Chubb, the Broncos’ first-round pick in April, was the guy who the Broncos believed was the best pass-rusher on the draft board and a player who was gifted enough to give Von Miller a little more room to work.
And when Miller trains his eyes on the 12-game sample the rookie has produced, Miller sees plenty more to come from a 270-pound prodigy.
“You see one of these toddlers on Instagram and they’re like 3 years old, but they’re doing things like grown men,” Miller said. “… That’s the same thing with Bradley Chubb. He’s a kid and he’s a baby and whatever you want to call him … but when I talk to him, I don’t feel like I’m talking to a rookie.”
The Broncos also have asked him to drop into coverage at times, set a reliable edge in run defense and generally do a lot of things they haven’t asked a lot of rookies to do over the years. Even a player as proficient as Miller was benched on occasion as a rookie in 2011 when he made a mistake or two with some assignments that didn’t include chasing a quarterback.
“That’s exactly what I see,” Miller said. “When I think of the Von I was, as a player and a person, in 2011, and I look at him, it’s so different. Bradley is so much beyond that in how he goes about things.”
Chubb needs just 1.5 sacks over the Broncos’ final four games to tie Miller’s team record for sacks by a rookie (11.5). Chubb also could certainly threaten Jevon Kearse’s NFL rookie record of 14.5 sacks, set in 1999, when Chubb was — wait for it — a 3-year-old.
“He’s more than advertised, and when I say that he deserved to be advertised the way he was, look at how he played in college, but he’s been more than advertised,” Miller said. “People ask if I think he’s the Defensive Rookie of the Year, of course I think he’s the Defensive Rookie of the Year. Sacks are hard to get and he gets them.”
For his part, Chubb has been the mild-mannered, even-keeled sort the Broncos saw in the pre-draft process. Chubb had a bumpy start to the year while the Broncos were figuring out how to use him and Chubb was figuring out how to attack NFL offensive linemen. The slow start also has made Chubb’s surge in the season’s second half even more impressive.
Chubb had 1.5 sacks over the Broncos’ first five games before the three-sack outburst against the Rams.
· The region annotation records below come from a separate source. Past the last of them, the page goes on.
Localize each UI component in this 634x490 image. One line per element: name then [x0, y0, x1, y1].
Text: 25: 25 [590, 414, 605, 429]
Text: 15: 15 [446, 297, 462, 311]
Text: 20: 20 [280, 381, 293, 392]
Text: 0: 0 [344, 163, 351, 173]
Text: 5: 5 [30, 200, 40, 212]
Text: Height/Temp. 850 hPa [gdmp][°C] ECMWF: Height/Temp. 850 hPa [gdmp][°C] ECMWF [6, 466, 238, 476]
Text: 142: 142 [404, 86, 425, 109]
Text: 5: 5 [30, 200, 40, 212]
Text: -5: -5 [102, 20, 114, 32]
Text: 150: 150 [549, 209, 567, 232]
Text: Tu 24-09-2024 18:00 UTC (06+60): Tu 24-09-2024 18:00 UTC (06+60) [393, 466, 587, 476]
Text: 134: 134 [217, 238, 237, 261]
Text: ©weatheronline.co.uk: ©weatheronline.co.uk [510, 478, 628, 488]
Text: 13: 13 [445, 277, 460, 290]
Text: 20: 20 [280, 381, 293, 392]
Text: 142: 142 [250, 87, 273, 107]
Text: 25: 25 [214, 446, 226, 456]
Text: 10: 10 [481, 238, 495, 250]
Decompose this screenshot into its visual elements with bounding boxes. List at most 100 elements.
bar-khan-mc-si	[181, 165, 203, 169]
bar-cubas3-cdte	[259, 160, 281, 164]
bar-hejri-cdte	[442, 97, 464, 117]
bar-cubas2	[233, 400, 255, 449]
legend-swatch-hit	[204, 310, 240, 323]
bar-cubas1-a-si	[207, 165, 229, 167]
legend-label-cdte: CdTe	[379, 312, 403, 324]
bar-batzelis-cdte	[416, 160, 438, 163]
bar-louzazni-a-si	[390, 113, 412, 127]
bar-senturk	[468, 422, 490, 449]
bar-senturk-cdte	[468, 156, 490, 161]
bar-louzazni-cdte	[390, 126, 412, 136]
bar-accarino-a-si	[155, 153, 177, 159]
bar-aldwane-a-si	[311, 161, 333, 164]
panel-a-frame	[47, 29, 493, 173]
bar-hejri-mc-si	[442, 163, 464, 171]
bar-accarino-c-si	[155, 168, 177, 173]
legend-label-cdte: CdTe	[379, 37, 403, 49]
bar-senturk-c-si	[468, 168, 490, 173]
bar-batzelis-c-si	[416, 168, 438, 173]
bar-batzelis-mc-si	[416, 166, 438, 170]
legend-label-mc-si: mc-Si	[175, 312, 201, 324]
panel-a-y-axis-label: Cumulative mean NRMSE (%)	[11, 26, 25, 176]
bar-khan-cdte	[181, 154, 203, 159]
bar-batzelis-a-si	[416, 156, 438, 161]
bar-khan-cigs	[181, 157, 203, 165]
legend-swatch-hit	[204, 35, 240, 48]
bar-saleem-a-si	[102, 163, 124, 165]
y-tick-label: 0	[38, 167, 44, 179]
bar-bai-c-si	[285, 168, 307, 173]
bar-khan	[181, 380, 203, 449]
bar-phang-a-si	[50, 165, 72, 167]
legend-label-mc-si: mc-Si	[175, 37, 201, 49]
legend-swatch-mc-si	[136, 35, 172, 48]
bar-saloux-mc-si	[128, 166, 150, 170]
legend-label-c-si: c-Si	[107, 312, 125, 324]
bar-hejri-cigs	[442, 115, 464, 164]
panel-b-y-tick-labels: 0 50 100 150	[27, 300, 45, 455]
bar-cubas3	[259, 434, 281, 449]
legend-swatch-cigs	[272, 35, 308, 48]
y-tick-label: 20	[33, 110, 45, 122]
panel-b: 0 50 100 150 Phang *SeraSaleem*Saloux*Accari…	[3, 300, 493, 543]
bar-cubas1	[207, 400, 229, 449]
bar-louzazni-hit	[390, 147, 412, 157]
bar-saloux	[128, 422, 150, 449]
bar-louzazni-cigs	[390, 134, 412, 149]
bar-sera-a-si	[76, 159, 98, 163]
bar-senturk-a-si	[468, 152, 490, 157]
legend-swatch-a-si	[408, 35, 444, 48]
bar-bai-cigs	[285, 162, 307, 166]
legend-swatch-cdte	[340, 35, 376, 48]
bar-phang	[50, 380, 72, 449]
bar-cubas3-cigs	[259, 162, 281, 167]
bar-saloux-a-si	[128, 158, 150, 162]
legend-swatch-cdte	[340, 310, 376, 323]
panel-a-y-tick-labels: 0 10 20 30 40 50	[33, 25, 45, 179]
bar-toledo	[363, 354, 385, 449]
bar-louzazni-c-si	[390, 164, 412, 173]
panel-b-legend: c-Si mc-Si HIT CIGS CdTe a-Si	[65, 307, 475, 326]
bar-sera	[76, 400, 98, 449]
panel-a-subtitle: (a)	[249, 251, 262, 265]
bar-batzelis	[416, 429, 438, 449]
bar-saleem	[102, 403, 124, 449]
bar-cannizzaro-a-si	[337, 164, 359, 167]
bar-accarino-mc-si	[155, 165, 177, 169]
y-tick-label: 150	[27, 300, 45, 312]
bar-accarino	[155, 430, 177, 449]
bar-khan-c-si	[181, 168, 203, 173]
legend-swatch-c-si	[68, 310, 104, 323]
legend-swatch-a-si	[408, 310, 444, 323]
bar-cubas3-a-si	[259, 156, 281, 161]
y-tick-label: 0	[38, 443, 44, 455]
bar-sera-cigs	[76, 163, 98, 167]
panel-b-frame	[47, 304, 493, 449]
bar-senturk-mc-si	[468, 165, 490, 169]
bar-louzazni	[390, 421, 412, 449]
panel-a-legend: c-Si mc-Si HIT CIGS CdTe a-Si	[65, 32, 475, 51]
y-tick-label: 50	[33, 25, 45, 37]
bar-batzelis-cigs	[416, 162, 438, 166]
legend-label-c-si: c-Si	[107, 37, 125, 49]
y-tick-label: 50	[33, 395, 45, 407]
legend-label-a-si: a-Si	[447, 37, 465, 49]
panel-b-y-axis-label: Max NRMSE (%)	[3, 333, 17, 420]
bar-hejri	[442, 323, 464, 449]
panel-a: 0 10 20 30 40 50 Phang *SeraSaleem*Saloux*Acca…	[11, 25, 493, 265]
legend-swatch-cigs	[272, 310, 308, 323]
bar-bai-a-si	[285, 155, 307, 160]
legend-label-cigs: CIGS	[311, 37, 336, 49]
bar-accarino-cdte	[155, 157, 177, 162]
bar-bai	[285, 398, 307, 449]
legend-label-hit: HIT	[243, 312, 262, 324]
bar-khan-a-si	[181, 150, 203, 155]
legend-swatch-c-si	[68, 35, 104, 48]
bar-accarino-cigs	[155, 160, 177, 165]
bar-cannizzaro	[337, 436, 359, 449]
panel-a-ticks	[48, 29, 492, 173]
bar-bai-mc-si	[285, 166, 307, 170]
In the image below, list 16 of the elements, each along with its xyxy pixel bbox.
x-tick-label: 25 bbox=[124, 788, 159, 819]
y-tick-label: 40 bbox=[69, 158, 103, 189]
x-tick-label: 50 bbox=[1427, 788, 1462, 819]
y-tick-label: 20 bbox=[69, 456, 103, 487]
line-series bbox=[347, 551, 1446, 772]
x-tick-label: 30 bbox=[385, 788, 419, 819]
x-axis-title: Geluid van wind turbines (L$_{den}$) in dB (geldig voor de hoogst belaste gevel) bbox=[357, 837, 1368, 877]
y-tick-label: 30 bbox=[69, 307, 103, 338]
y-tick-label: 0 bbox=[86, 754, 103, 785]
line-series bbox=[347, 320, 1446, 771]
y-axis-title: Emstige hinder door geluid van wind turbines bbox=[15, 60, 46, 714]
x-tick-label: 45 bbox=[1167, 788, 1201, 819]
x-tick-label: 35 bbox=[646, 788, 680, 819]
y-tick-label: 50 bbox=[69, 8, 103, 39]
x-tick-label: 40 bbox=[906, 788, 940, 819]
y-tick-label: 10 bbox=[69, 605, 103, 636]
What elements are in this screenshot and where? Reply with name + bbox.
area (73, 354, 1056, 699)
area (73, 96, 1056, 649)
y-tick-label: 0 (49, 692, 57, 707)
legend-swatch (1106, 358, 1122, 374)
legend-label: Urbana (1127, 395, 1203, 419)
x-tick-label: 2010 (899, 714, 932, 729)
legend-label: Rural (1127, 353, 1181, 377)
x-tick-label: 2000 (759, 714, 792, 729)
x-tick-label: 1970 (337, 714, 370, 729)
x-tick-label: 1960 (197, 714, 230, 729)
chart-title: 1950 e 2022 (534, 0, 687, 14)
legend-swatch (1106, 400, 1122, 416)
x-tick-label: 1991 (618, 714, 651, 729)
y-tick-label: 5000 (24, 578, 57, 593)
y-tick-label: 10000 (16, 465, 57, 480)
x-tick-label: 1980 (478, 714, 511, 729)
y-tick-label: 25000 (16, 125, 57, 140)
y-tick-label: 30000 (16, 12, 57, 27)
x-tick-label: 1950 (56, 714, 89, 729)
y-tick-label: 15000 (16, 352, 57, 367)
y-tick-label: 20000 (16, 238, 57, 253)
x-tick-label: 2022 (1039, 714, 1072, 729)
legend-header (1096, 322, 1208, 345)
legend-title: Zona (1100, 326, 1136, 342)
That has led 8.5 sacks in the past seven games
“I think it was more just being comfortable and kind of understanding things,” Chubb said. “Just little things, like during a rush I would cut it back too soon because I didn’t want the quarterback to scramble and have it be my fault, things like that. You have to just play, study and do what you know how to do.”
The Broncos, with a three-game win streak in hand, have four games remaining to, as Miller puts it, “keep showing what kind of team we are.” And with the injuries on offense — this week wide receiver Emmanuel Sanders became the seventh Bronco who has started games on that side of the ball this season to go to injured reserve — Miller and Chubb will likely need to be better if Denver is going to stay in the postseason race.
“It’s all there for him,” Miller said of Chubb. “It’s all there for us. We just have to keep grinding at it, and I know he does that. Not too many rookies out there play like him, not many at all. If you’re me, you’re always going to want to be around guys like that. And I do. I told him to write his goals out on paper; now I think he’s going to need a lot of paper.”